Valid Grounds To Challenge A Will

Challenging a Will is a difficult task. In most cases, it is passed through probate with no issues because these are considered the voice of testators (by whom a Will is written) by the courts.

Since the person is no longer able to speak about their wishes on property distribution, the courts stick to what is said or described in a Will in pretty much all cases.

If a person is not benefited from the Will and has no interest to gain from it, he or she can challenge it, however, it is not an easy feat. The most successful challengers to Wills are spouses and the most successful reasons are the lack of testamentary capacity in the person.

To help you know more about the reasons for challenging a Will, we have outlined the grounds on which you can contest a Will below:

1. If the testator lacks testamentary capacity

As per the law, only adults (more than 18 years) have the testamentary capacity to create a Will and minors lacks this capacity. So, if one is challenging a Will on the basis of the mental capacity of the testator, he/she has to show that the person did not understand the importance of making a Will and was not really aware of the consequences of it. According to the law and orders, a testator must be aware of the following things while creating it:

  • The price and value of all his/her property.
  • Who are the beneficiaries of the Will?
  • How things will be deciding while distributing property.
  • The disposition made by the them

If you think and can prove that the testator was lacking one or more of these capacities, you can challenge the Will in the court.

2. In the case of forgery, fraud and undue influence

If a Will is procured by a person by forgery, fraud or undue influence then you can certainly challenge it in the court. It means the fraud person has manipulated the testator in such a way to leave all his or her property to him or her. But here, you need to be sure that you have proper and enough evidence to prove the fraud and forgery.

3. If a new Will trumps the existing one

If the Will that the executor is showing in the court is outdated then the newer Will can triumph over this. Typically, if a new Will is created, the older one should be destroyed immediately. Many people even state in their new Will that this one is intended to triumph over the old one.

This way, you can easily remove the chances of conflict as well as confusion. It goes without saying that a Will is an important document.  No matter whether you are getting it done from a lawyer or making it yourself, you should be very careful while making it. And if you are making it yourself, read a lot about how to make a will at home to avoid any problems in the future.

The court is always obliged to fulfil the wishes of the testator mentioned in the Will.  And if there is more than one Will, then they will follow the newer and latest one.

4. A lack of sufficient witnesses

The testator must sign the hard copy of the Will in the presence of at least two adults. Here the number of the adults may differ from one state to another according to their laws and rules.
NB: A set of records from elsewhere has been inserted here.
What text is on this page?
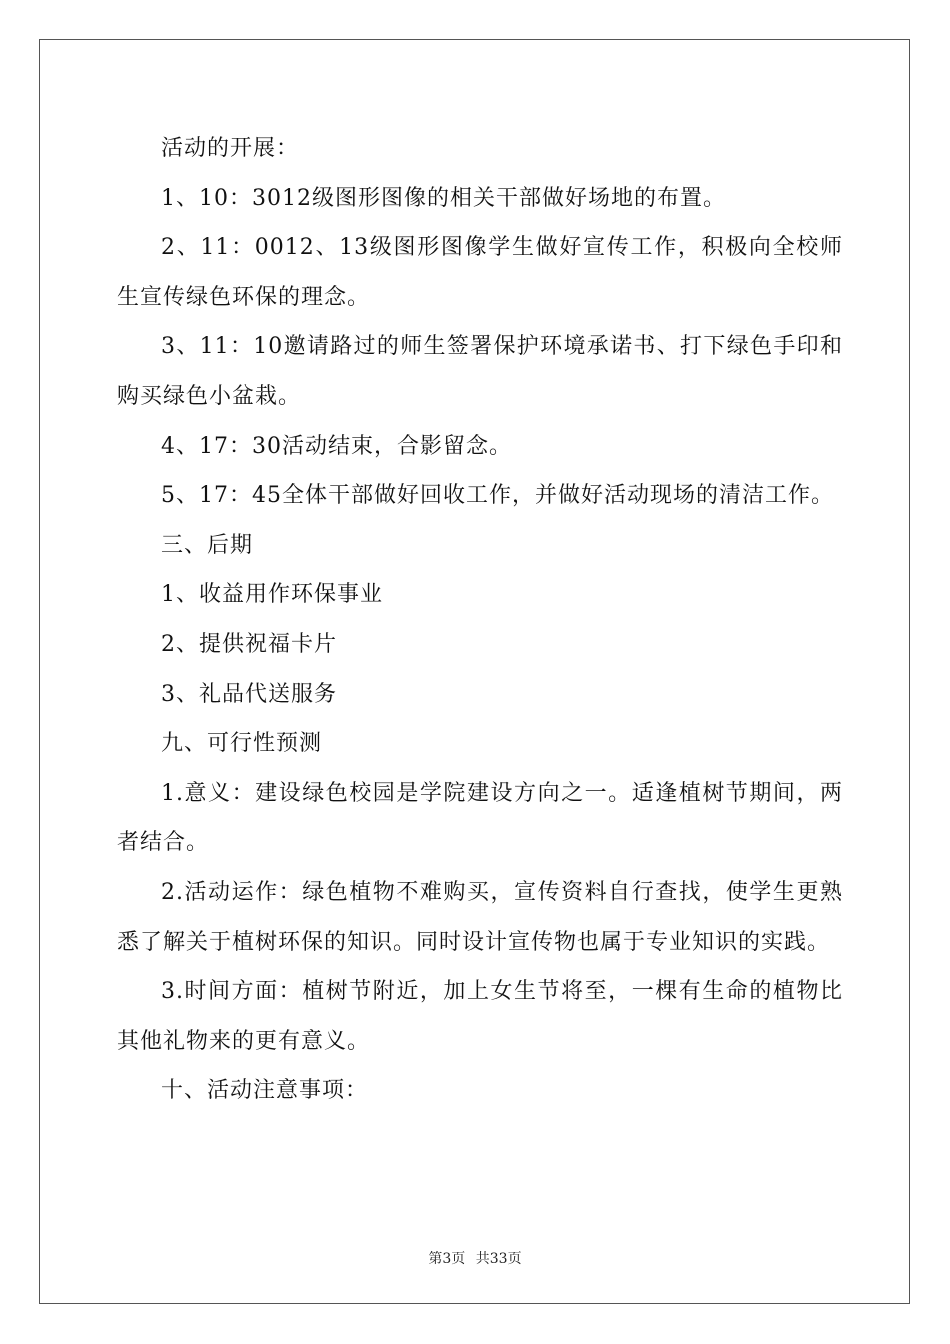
活动的开展：

1、10：3012级图形图像的相关干部做好场地的布置。

2、11：0012、13级图形图像学生做好宣传工作，积极向全校师生宣传绿色环保的理念。

3、11：10邀请路过的师生签署保护环境承诺书、打下绿色手印和购买绿色小盆栽。

4、17：30活动结束，合影留念。

5、17：45全体干部做好回收工作，并做好活动现场的清洁工作。

三、后期

1、收益用作环保事业

2、提供祝福卡片

3、礼品代送服务

九、可行性预测

1.意义：建设绿色校园是学院建设方向之一。适逢植树节期间，两者结合。

2.活动运作：绿色植物不难购买，宣传资料自行查找，使学生更熟悉了解关于植树环保的知识。同时设计宣传物也属于专业知识的实践。

3.时间方面：植树节附近，加上女生节将至，一棵有生命的植物比其他礼物来的更有意义。

十、活动注意事项：

第3页 共33页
No matter how many witnesses you need for your will, they should not be a beneficiary in your Will.

Again there is no rule of thumb for it because most courts allow handwritten and unwitnessed Wills as well. Such Wills are called holographic Wills and must be written and signed entirely in the testator’s handwriting and must have a date as well.

In the case of a holographic Will, you have to convince the court that the Will is created by the testator only and has his/her handwriting in it.

No doubt a will is very beneficial to the testator’s family, but there are certain times when you should give a second look to it or amend it if requires to. Trust us, this way your spouse will not have to challenge it in the court.